St. Jude Gene Therapy “Cures” Babies with “Bubble Boy” Disease
April 18, 2019
St. Jude Children’s Research Hospital said a gene therapy developed there has “cured” infants born with X-linked severe combined immunodeficiency, a rare, life-threatening genetic disorder that is sometimes called “bubble boy” disease.
Severe combined immunodeficiency (SCID) is caused by a mutation in the interleukin-2 receptor subunit gamma (IL2RG) gene that produces a protein essential for normal immune function.
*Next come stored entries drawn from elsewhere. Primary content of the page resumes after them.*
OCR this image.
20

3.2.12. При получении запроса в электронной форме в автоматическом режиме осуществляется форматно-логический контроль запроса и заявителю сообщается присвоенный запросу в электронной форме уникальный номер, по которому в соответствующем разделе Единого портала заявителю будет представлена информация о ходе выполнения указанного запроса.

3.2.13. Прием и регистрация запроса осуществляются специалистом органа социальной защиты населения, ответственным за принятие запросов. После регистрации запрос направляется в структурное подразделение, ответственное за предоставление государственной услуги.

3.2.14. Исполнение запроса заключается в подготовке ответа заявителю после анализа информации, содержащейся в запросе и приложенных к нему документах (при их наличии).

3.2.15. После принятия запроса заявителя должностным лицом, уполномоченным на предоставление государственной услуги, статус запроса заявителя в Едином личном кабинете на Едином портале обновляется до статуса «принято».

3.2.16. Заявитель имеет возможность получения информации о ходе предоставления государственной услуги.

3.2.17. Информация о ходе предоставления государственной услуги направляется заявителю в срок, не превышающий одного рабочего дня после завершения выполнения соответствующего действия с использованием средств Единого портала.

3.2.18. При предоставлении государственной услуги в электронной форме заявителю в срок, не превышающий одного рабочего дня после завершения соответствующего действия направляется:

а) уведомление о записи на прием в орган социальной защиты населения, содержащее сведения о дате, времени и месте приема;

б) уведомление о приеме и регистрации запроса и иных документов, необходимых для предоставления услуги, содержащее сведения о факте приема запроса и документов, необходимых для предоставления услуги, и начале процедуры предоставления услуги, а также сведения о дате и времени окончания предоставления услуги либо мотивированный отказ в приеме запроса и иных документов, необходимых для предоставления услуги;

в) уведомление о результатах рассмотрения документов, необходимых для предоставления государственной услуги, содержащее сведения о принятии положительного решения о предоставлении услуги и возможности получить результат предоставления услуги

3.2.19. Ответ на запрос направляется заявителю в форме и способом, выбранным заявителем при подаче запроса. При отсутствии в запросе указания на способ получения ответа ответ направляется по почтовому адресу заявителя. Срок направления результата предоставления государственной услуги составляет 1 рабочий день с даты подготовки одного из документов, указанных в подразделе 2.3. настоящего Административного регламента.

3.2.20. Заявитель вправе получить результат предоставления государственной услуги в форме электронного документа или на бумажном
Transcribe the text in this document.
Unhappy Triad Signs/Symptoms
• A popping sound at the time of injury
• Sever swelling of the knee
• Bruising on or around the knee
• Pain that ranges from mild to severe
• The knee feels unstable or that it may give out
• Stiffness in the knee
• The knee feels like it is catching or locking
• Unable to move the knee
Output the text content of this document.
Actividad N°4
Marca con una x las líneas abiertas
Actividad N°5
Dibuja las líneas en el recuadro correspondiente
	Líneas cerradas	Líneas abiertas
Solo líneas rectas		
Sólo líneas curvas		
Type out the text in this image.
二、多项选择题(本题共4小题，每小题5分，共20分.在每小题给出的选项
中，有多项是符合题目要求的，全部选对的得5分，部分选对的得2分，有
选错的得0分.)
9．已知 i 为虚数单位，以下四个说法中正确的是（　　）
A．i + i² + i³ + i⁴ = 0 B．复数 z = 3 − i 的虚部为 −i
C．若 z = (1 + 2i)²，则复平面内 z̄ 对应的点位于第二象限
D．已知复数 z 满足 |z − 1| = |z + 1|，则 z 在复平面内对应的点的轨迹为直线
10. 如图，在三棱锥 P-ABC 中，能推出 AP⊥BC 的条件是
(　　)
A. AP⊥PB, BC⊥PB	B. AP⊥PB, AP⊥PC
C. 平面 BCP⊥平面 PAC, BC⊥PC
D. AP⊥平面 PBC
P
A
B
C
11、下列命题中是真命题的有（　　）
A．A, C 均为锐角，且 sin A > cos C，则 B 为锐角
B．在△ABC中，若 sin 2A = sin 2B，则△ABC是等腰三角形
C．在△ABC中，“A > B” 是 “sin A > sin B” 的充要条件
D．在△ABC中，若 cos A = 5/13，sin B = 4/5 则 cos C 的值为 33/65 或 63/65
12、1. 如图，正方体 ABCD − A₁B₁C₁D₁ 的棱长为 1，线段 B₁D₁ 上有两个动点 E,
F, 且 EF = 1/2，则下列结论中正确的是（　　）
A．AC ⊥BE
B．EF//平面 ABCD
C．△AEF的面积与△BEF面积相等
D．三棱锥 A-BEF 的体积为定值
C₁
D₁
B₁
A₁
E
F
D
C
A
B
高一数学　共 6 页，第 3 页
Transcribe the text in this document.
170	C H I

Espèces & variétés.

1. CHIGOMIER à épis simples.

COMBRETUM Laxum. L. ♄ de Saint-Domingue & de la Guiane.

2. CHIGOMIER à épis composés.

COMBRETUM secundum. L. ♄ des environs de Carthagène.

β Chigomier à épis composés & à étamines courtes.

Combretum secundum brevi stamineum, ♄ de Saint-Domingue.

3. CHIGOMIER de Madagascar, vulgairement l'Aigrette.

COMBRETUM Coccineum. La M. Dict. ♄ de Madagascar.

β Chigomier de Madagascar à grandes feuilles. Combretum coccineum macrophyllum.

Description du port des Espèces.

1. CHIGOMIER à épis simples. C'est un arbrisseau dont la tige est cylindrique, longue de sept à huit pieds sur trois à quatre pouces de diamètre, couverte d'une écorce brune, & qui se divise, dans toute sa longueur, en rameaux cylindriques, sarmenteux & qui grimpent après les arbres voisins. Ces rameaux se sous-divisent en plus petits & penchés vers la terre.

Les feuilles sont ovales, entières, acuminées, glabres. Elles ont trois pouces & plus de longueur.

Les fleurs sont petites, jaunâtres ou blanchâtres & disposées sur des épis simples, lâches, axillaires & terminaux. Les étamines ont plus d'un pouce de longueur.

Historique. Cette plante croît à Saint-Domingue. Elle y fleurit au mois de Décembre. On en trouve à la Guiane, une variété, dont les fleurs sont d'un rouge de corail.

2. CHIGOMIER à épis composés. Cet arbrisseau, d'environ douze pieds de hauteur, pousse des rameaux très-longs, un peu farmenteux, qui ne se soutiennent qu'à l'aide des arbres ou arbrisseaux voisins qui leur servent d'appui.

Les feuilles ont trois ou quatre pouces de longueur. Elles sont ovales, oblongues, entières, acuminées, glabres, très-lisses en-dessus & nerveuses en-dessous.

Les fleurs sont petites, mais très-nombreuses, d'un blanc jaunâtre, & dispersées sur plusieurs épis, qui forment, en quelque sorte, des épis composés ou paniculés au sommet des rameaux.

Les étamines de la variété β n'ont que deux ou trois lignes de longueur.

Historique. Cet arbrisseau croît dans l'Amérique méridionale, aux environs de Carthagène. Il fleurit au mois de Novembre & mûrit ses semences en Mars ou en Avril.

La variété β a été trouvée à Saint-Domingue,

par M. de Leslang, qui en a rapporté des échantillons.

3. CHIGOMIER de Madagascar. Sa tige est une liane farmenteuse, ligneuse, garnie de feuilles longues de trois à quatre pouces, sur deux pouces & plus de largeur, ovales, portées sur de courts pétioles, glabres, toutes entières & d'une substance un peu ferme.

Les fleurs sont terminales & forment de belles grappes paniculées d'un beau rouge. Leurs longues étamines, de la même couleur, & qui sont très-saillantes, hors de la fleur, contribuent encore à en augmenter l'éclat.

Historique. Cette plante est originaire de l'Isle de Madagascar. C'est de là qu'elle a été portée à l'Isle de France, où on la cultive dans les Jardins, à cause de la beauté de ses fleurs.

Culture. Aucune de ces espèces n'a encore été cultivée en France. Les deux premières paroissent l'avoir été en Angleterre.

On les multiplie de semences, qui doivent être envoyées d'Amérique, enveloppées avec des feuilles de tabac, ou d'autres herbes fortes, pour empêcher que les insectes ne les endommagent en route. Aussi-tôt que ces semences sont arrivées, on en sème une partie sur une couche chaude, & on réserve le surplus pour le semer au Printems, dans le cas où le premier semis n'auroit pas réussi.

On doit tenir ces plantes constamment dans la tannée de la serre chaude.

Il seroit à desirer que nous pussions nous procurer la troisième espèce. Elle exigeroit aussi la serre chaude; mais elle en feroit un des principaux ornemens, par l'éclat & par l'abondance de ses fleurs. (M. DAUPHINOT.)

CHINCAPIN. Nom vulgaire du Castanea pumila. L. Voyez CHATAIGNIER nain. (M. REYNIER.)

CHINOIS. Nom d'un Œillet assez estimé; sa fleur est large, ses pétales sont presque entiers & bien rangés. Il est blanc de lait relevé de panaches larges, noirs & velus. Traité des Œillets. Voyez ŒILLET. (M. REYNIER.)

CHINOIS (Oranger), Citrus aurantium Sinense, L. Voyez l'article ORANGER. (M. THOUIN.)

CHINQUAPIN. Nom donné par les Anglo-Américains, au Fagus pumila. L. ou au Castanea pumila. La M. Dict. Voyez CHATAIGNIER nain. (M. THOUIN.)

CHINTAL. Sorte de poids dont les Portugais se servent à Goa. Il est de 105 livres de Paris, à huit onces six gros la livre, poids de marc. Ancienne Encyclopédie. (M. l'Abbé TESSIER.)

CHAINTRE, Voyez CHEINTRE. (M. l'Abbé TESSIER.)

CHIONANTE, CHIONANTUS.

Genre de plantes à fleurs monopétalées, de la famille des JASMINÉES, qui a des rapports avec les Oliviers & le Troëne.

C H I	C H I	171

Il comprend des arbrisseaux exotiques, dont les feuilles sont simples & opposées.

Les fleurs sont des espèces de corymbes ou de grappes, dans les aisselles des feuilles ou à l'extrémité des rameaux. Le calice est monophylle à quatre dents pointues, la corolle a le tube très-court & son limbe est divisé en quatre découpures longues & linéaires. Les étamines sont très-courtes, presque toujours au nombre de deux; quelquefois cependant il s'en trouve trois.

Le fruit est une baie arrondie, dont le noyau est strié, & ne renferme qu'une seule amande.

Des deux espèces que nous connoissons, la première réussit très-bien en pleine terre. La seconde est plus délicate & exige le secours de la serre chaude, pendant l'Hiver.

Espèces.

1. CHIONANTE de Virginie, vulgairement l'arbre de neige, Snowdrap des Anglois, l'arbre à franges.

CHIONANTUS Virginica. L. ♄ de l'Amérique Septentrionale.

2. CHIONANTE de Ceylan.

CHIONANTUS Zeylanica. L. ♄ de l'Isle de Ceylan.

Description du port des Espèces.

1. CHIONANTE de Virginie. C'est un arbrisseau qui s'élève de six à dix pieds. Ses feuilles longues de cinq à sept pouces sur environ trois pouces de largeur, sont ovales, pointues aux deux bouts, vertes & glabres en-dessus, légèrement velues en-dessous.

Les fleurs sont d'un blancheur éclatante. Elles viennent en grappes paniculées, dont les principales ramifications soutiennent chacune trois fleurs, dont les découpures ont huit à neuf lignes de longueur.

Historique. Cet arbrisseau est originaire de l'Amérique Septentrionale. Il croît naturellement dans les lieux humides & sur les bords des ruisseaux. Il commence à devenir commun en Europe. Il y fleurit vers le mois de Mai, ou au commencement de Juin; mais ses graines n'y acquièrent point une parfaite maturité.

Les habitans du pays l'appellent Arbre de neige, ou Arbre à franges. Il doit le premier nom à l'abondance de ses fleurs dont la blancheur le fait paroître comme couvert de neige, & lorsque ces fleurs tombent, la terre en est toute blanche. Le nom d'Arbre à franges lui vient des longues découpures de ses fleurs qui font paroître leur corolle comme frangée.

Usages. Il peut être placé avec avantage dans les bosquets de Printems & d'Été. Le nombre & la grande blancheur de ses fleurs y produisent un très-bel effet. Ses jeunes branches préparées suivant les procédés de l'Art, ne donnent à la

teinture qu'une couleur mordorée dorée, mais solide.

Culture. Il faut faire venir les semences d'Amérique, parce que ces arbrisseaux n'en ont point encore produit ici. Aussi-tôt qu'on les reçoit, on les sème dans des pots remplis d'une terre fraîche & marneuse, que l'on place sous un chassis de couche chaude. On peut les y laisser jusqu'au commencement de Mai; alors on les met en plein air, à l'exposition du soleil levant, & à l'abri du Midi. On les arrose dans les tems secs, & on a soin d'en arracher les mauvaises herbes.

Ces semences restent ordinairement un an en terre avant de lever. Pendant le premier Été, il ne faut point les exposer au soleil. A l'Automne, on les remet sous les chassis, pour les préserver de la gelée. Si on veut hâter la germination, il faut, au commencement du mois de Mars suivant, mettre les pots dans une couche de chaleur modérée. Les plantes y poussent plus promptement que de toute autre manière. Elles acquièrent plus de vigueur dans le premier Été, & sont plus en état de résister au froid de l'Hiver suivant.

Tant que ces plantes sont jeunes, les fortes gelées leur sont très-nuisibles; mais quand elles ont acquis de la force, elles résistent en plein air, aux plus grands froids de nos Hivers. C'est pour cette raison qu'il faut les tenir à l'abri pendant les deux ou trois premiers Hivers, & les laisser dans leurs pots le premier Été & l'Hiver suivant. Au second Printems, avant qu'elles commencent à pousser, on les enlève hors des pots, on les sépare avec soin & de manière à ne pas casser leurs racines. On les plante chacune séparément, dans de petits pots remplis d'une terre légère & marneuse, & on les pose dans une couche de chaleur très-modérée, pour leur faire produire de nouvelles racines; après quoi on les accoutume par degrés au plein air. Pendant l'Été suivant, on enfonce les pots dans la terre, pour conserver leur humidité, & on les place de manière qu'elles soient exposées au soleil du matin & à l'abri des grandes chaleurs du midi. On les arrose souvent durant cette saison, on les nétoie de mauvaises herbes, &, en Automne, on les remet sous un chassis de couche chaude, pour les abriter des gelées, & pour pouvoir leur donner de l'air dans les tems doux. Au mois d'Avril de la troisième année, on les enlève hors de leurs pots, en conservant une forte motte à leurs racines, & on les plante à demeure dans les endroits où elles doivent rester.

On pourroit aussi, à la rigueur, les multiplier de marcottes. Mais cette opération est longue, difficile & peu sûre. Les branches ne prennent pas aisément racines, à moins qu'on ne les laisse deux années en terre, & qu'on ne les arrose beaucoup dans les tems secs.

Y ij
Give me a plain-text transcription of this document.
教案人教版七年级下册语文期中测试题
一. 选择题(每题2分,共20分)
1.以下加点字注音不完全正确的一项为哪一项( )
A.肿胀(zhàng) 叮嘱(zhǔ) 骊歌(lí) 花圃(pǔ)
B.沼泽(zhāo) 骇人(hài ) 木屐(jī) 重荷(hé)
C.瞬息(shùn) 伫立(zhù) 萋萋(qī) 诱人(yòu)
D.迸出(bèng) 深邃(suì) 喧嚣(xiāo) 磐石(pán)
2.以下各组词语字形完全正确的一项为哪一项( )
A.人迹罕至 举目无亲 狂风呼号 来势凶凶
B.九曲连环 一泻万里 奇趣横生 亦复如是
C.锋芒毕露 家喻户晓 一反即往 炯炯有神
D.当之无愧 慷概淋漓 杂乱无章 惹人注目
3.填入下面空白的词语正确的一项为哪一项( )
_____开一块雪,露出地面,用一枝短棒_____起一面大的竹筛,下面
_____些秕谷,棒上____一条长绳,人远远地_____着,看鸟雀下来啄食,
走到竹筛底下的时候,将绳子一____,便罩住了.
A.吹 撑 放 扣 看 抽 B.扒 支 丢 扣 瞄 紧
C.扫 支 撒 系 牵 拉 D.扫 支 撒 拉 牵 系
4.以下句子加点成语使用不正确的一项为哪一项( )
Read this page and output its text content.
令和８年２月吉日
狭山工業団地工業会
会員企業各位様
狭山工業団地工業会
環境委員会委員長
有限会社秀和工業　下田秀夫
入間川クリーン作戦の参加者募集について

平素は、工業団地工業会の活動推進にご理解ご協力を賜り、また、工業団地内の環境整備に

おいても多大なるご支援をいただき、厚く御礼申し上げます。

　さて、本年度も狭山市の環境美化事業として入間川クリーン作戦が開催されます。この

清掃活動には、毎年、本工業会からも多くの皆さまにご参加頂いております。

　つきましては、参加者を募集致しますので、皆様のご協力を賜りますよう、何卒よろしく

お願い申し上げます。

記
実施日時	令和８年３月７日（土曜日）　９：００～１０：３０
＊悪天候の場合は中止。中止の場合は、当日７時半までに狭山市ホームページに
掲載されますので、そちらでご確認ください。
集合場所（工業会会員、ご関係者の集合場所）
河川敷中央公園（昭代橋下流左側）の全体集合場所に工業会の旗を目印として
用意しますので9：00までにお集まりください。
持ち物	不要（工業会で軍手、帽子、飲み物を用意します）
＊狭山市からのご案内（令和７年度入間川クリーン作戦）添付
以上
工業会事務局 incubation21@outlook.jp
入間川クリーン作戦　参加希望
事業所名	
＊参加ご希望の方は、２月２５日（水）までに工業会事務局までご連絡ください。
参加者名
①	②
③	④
Currently, the best treatment for SCID-X1 is bone marrow transplantation with a tissue-matched sibling donor. However, more than 80 percent of SCID-X1 patients lack such donors. They must rely on blood stem cells from other donors. This process is less likely to cure SCID-X1 and more likely to lead to serious treatment-related side effects.
A study of ten infants who received the experimental gene therapy shows that they are producing functional immune cells, including T cells, B cells and natural killer cells, for the first time. The patients were treated at St. Jude and UCSF Benioff Children’s Hospital San Francisco as part of an ongoing clinical trial of infants newly diagnosed with SCID-X1, the most common type of SCID. The results of a study appear in the April 18 issue of the New England Journal of Medicine.
“These patients are toddlers now, who are responding to vaccinations and have immune systems to make all immune cells they need for protection from infections as they explore the world and live normal lives,” said first and corresponding author Ewelina Mamcarz of the St. Jude Department of Bone Marrow Transplantation and Cellular Therapy. “This is a first for patients with SCID-X1.”
The gene therapy involved collecting patients’ bone marrow, then using a virus as a vector to insert a correct copy of the IL2RG gene into the genome (DNA) of patients’ blood stem cells. The cells were then frozen and underwent quality testing. Prior to the gene-corrected blood stem cells being infused back into patients.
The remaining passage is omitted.